I shake my head at myself. It’s nothing to do with him . We have evidence of a real mermaid writing a diary here, and it should be pretty easy to prove whether the things mentioned in it really happened, and that’s what I’m excited about, obviously.

‘Do you promise not to read any more without me?’

‘I promise.’ I smile at how much Ava sounds like a little girl again, and at the sparkle in her eyes that I used to get when I watched Disney films about princesses and handsome princes, and believed that was what life would be like when I was older, and for a moment, that’s taken over the part of her that’s desperate to appear grown up and be treated like an adult. ‘I won’t touch it again until we can all read it.
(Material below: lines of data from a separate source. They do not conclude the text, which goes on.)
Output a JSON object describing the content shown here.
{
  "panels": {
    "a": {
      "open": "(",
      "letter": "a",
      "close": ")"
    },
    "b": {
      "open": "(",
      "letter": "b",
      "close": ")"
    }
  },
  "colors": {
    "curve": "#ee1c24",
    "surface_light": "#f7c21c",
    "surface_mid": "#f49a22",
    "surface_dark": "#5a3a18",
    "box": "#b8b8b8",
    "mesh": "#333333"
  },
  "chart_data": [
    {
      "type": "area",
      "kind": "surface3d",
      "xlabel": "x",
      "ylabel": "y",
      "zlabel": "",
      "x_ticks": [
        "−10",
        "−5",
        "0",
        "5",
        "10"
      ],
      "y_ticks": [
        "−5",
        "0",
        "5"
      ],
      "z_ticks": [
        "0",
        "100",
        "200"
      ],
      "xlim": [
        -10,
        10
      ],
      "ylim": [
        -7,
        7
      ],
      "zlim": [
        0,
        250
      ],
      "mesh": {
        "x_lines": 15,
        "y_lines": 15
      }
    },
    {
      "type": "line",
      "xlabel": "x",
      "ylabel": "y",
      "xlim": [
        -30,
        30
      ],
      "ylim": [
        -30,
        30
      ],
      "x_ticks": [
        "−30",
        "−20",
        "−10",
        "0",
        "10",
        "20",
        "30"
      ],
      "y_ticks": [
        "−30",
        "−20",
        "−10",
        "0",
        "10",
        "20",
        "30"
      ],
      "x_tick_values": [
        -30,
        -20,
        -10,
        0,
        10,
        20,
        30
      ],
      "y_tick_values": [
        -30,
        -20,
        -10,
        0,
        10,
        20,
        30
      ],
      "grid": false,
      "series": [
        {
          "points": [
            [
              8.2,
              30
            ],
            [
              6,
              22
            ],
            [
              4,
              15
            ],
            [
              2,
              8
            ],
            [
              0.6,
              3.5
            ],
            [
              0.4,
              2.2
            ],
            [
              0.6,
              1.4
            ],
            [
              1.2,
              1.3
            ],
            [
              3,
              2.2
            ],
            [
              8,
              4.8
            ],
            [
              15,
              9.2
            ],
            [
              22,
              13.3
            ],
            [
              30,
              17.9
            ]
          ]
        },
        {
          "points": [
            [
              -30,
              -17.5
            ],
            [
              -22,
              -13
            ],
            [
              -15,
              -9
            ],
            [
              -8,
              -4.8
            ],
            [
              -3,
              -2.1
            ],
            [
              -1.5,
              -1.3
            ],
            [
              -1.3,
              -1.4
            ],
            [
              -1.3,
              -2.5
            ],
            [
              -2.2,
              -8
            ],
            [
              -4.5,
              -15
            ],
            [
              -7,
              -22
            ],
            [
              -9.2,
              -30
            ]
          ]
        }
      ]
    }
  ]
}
If we want to.’ I direct the last part of the sentence at Ren, who gives me a sarcastic smile in response.

We arrange to meet on Saturday outside the library in town, and he picks up the now-empty wooden chest and hovers in the doorway for a moment as they leave, and looks back at me with a lingering smile that makes me feel even more excited than the possibility of uncovering evidence that mermaids are real.